Rosneft Focuses On Russian Gas As Latin American Prospects Appear Limited

Despite the recent Memorandum of Understanding (MoU) between Rosneft and Golar LNG, the former’s gas strategy is narrowly focused on developing domestic reserves and initiating LNG projects in Russia, according to an analyst with the research and consulting firm GlobalData.

While the MoU can be interpreted as the continuation of Rosneft’s expansion into the Latin American upstream sector, where it already has interests in Venezuelan heavy oil developments and Brazilian exploration blocks, the region’s natural gas opportunities may struggle to compete with low-cost prospects in Russia.

Anna Belova, GlobalData’s upstream analyst covering the Former Soviet Union, said that in the current environment of low prices and economic sanctions, it is fair to assume that a company such as Rosneft needs to prioritize existing investments.

“If there is any LNG development linked to Rosneft, it will most likely come from production in Russia.

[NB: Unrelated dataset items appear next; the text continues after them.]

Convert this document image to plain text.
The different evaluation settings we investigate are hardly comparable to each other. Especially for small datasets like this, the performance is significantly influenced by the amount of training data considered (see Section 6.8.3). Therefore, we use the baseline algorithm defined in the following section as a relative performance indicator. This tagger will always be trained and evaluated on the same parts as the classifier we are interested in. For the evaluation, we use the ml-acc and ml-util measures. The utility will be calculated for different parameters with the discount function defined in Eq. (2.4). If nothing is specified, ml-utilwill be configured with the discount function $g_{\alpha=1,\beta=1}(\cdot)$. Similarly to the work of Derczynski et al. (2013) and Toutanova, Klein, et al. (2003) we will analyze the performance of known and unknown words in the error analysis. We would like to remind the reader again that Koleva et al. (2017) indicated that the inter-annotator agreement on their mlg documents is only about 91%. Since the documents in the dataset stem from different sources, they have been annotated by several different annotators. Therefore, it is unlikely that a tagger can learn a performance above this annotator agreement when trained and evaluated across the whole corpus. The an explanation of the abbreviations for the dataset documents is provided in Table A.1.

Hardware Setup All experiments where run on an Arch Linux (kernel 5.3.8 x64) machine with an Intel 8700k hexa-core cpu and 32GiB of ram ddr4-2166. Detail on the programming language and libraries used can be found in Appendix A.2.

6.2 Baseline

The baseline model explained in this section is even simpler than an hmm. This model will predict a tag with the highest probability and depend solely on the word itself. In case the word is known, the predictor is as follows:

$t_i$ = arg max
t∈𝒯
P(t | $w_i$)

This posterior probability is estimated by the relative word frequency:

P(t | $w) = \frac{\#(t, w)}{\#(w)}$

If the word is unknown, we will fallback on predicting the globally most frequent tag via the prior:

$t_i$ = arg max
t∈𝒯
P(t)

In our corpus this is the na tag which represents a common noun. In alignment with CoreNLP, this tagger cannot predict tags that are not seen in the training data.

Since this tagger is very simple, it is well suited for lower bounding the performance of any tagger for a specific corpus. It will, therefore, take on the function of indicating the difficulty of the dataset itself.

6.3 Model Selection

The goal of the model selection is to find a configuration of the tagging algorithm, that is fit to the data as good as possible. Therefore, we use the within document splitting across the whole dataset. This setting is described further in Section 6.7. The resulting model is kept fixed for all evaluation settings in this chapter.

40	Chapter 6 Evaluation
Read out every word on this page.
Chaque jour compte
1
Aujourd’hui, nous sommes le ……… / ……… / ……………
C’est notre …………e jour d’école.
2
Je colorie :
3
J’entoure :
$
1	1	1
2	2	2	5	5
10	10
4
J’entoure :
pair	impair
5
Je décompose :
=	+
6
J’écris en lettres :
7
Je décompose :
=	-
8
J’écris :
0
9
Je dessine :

Rosneft’s ability to export LNG was signed into law in late 2013 after several years of aggressive lobbying, so it will probably seek to capitalize on this opportunity. Despite Rosneft’s ambition to become a world-class integrated oil company, the firm’s major stakeholder, the Russian government, is not in a position to finance large international projects.”

Swiber Lands Contracts Totaling US$405.6 Million

Swiber Holdings Limited has landed a total of US$405.6 million in contracts, including its latest US$333 million contract for engineering, procurement, installation and construction (EPIC) services in India.

The contract in India is the second awarded to Swiber by the same national oil company in a month. The project involves transportation and installation of submarine pipelines and engineering works and modification of existing facilities. Phase 1 is expected to be completed by the second quarter of 2016 and Phase II, the second quarter of 2017.